Perana Citra memberikan contoh manfaat TI bagi Mandiri Tunas Finance. Satu di antara itu adalah manfaat yang diberikan aplikasi MTF1Access.
Aplikasi tersebut berhasil mengubah kebiasaan tertentu dari para nasabah perusahaan pembiayaan tersebut. Dalam hal tersebut, transaksi pembayaran oleh nasabah melalui MTF1Access, dalam tren naik.
“Jadi, kini pembayaran oleh nasabah tidak hanya melalui kanal seperti melalui mini market. Tetapi mereka juga menggunakan MTF1Access,” Perana Citra menjelaskan.
Ia pun memaparkan keunggulan lain dari aplikasi tersebut. Antara lain, MTF1Access telah menggunakan teknologi face recognition.
Teknologi robotic data input telah digunakan pula, dan terintegrasi dengan sistem. Sehingga, proses input manual tidak diperlukan lagi.
“Maka dengan demikian,” Perana Citra menjelaskan, “pemprosesan [aplikasi] kredit bisa lebih cepat. Dari semula 11 hari, bisa ke 4 hari secara rata-rata.”
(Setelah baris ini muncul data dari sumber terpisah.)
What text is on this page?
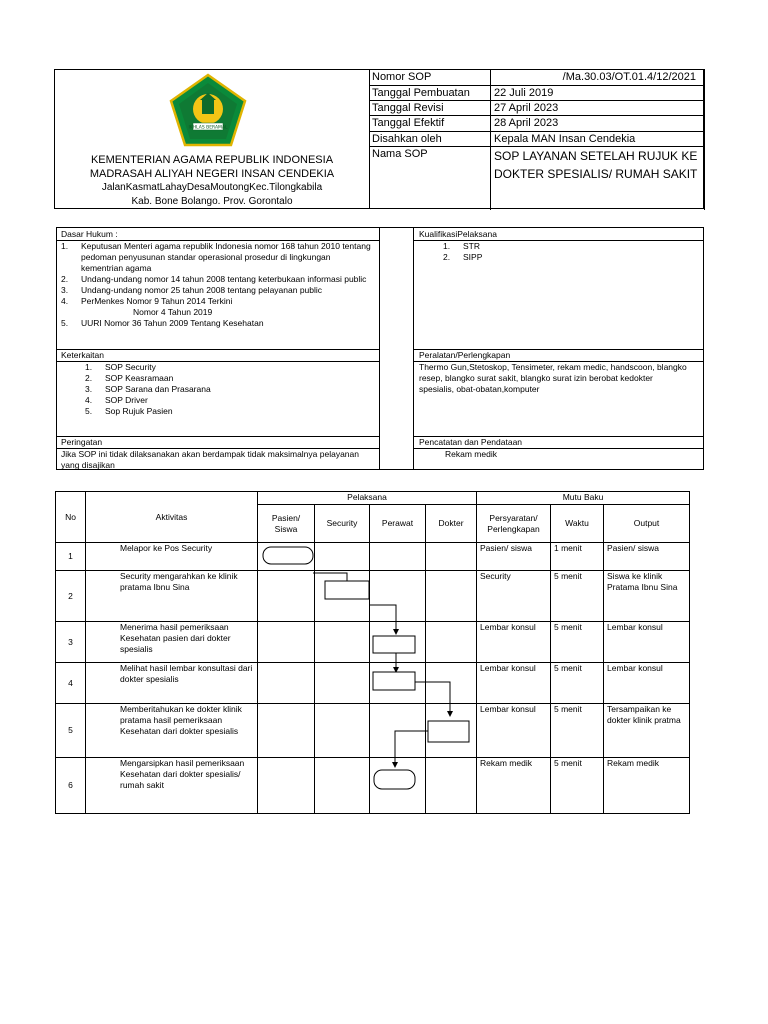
IKHLAS BERAMAL
KEMENTERIAN AGAMA REPUBLIK INDONESIA
MADRASAH ALIYAH NEGERI INSAN CENDEKIA
JalanKasmatLahayDesaMoutongKec.Tilongkabila
Kab. Bone Bolango. Prov. Gorontalo
Nomor SOP	/Ma.30.03/OT.01.4/12/2021
Tanggal Pembuatan	22 Juli 2019
Tanggal Revisi	27 April 2023
Tanggal Efektif	28 April 2023
Disahkan oleh	Kepala MAN Insan Cendekia
Nama SOP	SOP LAYANAN SETELAH RUJUK KE DOKTER SPESIALIS/ RUMAH SAKIT
Dasar Hukum :
1.	Keputusan Menteri agama republik Indonesia nomor 168 tahun 2010 tentang pedoman penyusunan standar operasional prosedur di lingkungan kementrian agama
2.	Undang-undang nomor 14 tahun 2008 tentang keterbukaan informasi public
3.	Undang-undang nomor 25 tahun 2008 tentang pelayanan public
4.	PerMenkes Nomor 9 Tahun 2014 Terkini
Nomor 4 Tahun 2019
5.	UURI Nomor 36 Tahun 2009 Tentang Kesehatan
KualifikasiPelaksana
1. STR
2. SIPP
Keterkaitan
1. SOP Security
2. SOP Keasramaan
3. SOP Sarana dan Prasarana
4. SOP Driver
5. Sop Rujuk Pasien
Peralatan/Perlengkapan
Thermo Gun,Stetoskop, Tensimeter, rekam medic, handscoon, blangko resep, blangko surat sakit, blangko surat izin berobat kedokter spesialis, obat-obatan,komputer
Peringatan
Jika SOP ini tidak dilaksanakan akan berdampak tidak maksimalnya pelayanan yang disajikan
Pencatatan dan Pendataan
Rekam medik
No	Aktivitas	Pelaksana				Mutu Baku		
		Pasien/ Siswa	Security	Perawat	Dokter	Persyaratan/ Perlengkapan	Waktu	Output
1	Melapor ke Pos Security					Pasien/ siswa	1 menit	Pasien/ siswa
2	Security mengarahkan ke klinik pratama Ibnu Sina					Security	5 menit	Siswa ke klinik Pratama Ibnu Sina
3	Menerima hasil pemeriksaan Kesehatan pasien dari dokter spesialis					Lembar konsul	5 menit	Lembar konsul
4	Melihat hasil lembar konsultasi dari dokter spesialis					Lembar konsul	5 menit	Lembar konsul
5	Memberitahukan ke dokter klinik pratama hasil pemeriksaan Kesehatan dari dokter spesialis					Lembar konsul	5 menit	Tersampaikan ke dokter klinik pratma
6	Mengarsipkan hasil pemeriksaan Kesehatan dari dokter spesialis/ rumah sakit					Rekam medik	5 menit	Rekam medik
Pada saat ini, Mandiri Tunas Finance punya sekitar 20 aplikasi. “Kami berkomitmen penuh kepada perbaikan proses bisnis serta yang berbasiskan digital,” kata dia.
Tak hanya menguntungkan konsumen, hal tersebut pun menguntungkan mitra dealer. Sebab, mitra tersebut bisa meng-input data secara langsung.
Selanjutnya, ia mengatakan bahwa saat ini, Mandiri Tunas Finance sedang mengimplementasikan Road Map IT and Digital Strategic Plan 2022-2024. Untuk tahun 2023 ini, yang sedang berproses adalah integrasi ekosistem digital.
Adapun di tahun 2022, yang telah dilakukan adalah penguatan fondasi digital Mandiri Tunas Finance. “Kemudian, untuk tahun 2024, kami akan mengakselerasi transformasi digital,” kata Perana Citra.